なお、本発明は上記した実施形態に限定されるものではなく、他の様々な変形例が含まれる。例えば、上記した実施形態は本発明を分かりやすく説明するために詳細に説明したものであり、必ずしも説明した全ての構成を備えるものに限定されるものではない。
2,201,202 バインダ部材
3,5 弾塑性エレメント
3AE,5AE 一端面
3BE,5BE 他端面
3C,3D,5C,5D 主表面
3E,3F,5E,5F 外側面
3G~3L,5G~5L 接続面
6 ストッパ
7 リンク
8 ピン
10 ボイラ本体
11 ボイラの支持構造体
30,50 本体
30A,50A 貫通孔
31,51 第1肩部
32,52 第2肩部
33A,33B 第1辺
34A,34B 第2辺
35A,35B,35C,35D 接続辺
101 水壁
102 バックステー(補強部材)
110 サイスミックタイ
111 支持鉄骨(支持柱)
112 吊り下げ部材

Claims (8)

  1. 鉛直方向に沿って設置されるボイラ本体と、前記ボイラ本体を支持するための支持柱との振動による相対変位を制限するための挟み込み式のサイスミックタイに用いられ、本体の中央部厚み方向に貫通する菱形状の貫通孔が設けられると共に、前記厚み方向に直交する長さ方向の一端面が前記ボイラ本体側に溶接され、前記長さ方向の他端面が前記支持柱側に溶接される板状の弾塑性エレメントであって、
    前記厚み方向において対向する一対の主表面または前記厚み方向及び前記長さ方向に直交する幅方向において対向する一対の外側面に設けられて、前記一端面に向かうにつれて外方に拡大するように前記本体から張り出した一対の第1肩部と、
    前記一対の主表面または前記一対の外側面に設けられて、前記他端面に向かうにつれて外方に拡大するように前記本体から張り出した一対の第2肩部とを有し、
    前記外側面と前記貫通孔の内周面とを含み且つ前記長さ方向に交差する断面は、
    前記厚み方向において対向し且つ互いに平行な一対の第1辺と、
    前記一対の第1辺に直交し且つ互いに平行な一対の第2辺と、
    隣接する前記第1辺及び前記第2辺それぞれと異なる方向を向き、隣接する前記第1辺及び前記第2辺を接続する4つの接続辺とで構成されることを特徴とする弾塑性エレメント。
  2. 請求項1に記載の弾塑性エレメントであって、
    前記接続辺は、隣接する前記第1辺及び前記第2辺それぞれに対して傾斜する直線であることを特徴とする弾塑性エレメント。
  3. 請求項2に記載の弾塑性エレメントであって、
    前記接続辺は、隣接する前記第1辺及び前記第2辺それぞれとのなす角が30°~60°であることを特徴とする弾塑性エレメント。
  4. 請求項1に記載の弾塑性エレメントであって、
    前記接続辺は、円弧であることを特徴とする弾塑性エレメント。
  5. 請求項1~4のいずれか1項に記載の弾塑性エレメントであって、
    前記厚み方向において、前記一対の第1辺の距離tに対する前記接続辺の長さCの比率は、0.25≦C/t<0.5であることを特徴とする弾塑性エレメント。

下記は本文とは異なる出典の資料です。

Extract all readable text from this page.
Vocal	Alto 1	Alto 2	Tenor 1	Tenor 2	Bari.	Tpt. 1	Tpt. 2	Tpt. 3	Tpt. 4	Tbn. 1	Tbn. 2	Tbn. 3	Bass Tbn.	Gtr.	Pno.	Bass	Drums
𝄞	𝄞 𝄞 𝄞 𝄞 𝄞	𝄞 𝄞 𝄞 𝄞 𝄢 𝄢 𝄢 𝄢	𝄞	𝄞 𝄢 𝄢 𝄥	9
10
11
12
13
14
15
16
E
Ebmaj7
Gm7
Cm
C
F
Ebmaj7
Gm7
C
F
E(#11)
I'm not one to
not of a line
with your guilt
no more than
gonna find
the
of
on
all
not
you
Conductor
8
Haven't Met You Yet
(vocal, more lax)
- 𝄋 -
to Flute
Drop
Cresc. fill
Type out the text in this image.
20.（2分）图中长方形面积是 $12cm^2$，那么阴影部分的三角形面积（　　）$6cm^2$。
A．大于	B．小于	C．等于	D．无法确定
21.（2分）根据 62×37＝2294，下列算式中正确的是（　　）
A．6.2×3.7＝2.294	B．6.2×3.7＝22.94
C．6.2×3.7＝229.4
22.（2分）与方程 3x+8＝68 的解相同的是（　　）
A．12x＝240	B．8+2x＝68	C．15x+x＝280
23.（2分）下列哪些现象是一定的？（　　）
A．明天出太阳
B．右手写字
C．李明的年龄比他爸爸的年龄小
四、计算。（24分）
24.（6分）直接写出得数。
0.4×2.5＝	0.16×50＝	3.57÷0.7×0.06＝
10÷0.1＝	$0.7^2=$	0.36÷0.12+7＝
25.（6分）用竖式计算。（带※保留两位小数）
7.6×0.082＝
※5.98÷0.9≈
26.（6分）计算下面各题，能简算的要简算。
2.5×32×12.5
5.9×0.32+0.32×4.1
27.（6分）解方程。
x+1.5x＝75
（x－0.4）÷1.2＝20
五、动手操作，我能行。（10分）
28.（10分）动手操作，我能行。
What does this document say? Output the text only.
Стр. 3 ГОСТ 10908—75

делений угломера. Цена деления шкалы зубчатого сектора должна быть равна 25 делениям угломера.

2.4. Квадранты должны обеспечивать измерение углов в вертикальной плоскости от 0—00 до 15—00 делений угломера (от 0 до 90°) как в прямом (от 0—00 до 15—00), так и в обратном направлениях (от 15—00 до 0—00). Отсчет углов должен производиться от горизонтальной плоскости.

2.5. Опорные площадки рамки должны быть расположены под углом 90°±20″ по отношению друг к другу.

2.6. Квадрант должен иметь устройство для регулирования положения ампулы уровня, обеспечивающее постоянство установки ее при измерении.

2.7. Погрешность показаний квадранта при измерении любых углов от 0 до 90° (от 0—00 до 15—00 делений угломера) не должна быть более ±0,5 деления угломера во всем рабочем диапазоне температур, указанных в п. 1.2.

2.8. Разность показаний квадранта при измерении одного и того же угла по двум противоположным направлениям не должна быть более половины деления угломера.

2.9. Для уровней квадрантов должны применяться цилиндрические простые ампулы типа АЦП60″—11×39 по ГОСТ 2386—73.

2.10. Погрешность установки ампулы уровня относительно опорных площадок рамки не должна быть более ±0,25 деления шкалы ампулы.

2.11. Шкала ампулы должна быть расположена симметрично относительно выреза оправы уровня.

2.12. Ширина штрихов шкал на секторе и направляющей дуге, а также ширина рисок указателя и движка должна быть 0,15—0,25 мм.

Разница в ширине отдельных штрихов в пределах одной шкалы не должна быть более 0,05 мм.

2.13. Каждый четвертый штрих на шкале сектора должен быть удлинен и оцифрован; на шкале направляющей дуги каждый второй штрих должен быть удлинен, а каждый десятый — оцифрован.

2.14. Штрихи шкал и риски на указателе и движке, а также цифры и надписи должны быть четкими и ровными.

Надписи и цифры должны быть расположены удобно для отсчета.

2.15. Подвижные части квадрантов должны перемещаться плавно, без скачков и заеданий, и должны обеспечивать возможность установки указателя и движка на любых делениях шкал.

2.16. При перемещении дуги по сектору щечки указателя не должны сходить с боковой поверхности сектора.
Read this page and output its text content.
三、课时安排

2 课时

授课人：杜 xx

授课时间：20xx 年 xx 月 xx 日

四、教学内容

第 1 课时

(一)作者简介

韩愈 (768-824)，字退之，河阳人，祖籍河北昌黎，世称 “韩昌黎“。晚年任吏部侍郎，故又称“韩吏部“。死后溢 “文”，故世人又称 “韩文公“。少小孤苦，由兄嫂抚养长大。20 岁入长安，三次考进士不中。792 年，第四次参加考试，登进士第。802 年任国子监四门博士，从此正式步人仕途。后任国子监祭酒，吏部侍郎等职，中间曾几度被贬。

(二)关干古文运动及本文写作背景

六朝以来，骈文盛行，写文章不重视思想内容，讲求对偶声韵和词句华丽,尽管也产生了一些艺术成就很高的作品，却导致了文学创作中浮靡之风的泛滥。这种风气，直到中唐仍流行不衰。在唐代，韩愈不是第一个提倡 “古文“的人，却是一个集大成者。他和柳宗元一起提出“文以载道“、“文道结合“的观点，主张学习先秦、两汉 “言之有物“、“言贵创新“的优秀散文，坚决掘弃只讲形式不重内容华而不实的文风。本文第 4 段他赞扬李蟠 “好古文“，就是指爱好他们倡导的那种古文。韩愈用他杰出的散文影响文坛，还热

  6. 請求項1~5のいずれか1項に記載の弾塑性エレメントであって、
    前記断面の形状は、前記断面の中心を通り且つ前記厚み方向または前記幅方向に延びる仮想線に対して対称であることを特徴とする弾塑性エレメント。
  7. 請求項1~6のいずれかに記載の複数の弾塑性エレメントと、
    前記厚み方向に離間して配置された前記複数の弾塑性エレメントをひと纏めにするバインダ部材とを備えることを特徴とするサイスミックタイ。
  8. 鉛直方向に沿って設置されるボイラ本体を支持する複数の支持柱と、
    前記複数の支持柱のうち前記ボイラ本体の上部に配置された支持柱に懸架され、前記ボイラ本体を吊り下げ支持する複数の吊り下げ部材と、
    請求項7に記載のサイスミックタイとを備えることを特徴とするボイラの支持構造体。